They continue to test themselves and listeners alike with stunningly intricate results.
Adam Kennedy 2010
Despite what over-analytical spoilsports might have you believe, Rochdale masters of electronic experimentation Autechre are a uniquely visceral entity. At their most tangible, indeed, the duo – long-time pals Sean Booth and Rob Brown – are less mathematical, intelligent dance music nightmare, more punk-spirited joy to behold.
For nearly two decades, across 10 albums, the acid house/original electro/hip hop-schooled Warp stalwarts have deconstructed techno and beyond into fascinating, ever-evolving abstract shapes. Oversteps is certainly no exception to their outwardly difficult aesthetic and could, on initial listens, get thrown in with unforgivingly tricksy 2003 set Draft 7.30.

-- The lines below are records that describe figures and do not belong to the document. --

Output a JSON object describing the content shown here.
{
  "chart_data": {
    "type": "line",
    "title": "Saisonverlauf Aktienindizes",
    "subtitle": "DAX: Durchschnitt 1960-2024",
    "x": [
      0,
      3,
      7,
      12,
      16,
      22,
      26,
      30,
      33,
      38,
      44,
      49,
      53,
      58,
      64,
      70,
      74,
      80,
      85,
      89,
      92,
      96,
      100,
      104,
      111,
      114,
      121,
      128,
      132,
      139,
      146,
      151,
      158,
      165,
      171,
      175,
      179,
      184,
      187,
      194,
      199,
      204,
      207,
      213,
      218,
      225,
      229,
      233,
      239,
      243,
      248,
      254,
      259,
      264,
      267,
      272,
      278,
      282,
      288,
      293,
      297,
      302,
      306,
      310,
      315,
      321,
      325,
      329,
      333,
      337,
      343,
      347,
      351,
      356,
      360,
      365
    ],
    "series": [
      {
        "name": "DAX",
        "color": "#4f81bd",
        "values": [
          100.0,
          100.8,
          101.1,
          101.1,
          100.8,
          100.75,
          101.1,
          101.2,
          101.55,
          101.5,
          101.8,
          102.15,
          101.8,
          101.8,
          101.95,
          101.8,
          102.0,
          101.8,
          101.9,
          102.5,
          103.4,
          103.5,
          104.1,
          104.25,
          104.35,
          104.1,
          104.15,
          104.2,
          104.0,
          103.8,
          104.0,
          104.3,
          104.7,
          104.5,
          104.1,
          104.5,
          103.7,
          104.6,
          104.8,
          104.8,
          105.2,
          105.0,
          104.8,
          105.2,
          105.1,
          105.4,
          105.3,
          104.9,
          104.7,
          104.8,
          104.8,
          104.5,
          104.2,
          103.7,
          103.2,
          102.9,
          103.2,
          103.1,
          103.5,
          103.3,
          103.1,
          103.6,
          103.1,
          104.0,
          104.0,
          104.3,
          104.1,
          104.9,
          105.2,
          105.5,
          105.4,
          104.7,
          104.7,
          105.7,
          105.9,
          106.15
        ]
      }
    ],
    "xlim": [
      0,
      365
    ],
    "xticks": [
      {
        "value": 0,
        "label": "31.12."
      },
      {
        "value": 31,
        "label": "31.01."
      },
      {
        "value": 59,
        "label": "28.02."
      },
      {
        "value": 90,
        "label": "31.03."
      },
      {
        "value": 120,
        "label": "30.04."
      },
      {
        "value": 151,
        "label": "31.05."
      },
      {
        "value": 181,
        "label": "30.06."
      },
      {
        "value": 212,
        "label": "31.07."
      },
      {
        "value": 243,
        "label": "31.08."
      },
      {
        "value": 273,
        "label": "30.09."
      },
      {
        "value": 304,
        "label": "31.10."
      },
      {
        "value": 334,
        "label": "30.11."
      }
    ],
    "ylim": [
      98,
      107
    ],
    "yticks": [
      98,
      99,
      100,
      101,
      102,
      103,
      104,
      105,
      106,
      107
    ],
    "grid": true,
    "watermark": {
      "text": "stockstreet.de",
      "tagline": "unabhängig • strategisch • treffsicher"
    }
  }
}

Disregard the fact that the song titles largely resemble a Scrabble game with a corrupted Eastern European supercomputer, however. Beneath the icy exterior, deceptively warm hearts beat, rushing synthetic blood at thresholds with almost maniacal glee as they smash apart linear constraints.
Those already familiar are swiftly on reassuring ground. Second track ilanders is classic Autechre, lunar synth lines partially harking back to feted 1995 release Tri Repetae’s affectingly eerie atmospherics, fractured beats built and demolished with sentient android accuracy. It’s engrossing, an alien landscape you simply can’t extricate your ears from, every barbed glitch progressively snagging further wisps of your hearing.
There isn’t, it’s accurate to report, much immediacy here. But that was never Autechre’s forte. True to form, the immersing osmosis of repeated plays is the only method of absorbing Oversteps’ depths. A few moments do land instantly, though: known(1) re-imagines then mechanises ancient oriental zither strains with the unfolding beauty of an origami swan; O=0 chimes and tingles with Philip Glass-worthy dexterity; st epreo’s dense thicketed beat undergrowth grabs your cochleas.
And once Yuop evaporates into the ether it’s more than apparent why many people don’t exactly get Autechre, even plentiful converts who assume that they do. Perhaps Oversteps’ mantle even nods to the extra unnecessary layers of deep rumination their wares often attract. But by maintaining a ferocious appetite for streaming across territory few electronic musicians possess even a perception of, Autechre continue to test themselves and listeners alike with stunningly intricate results.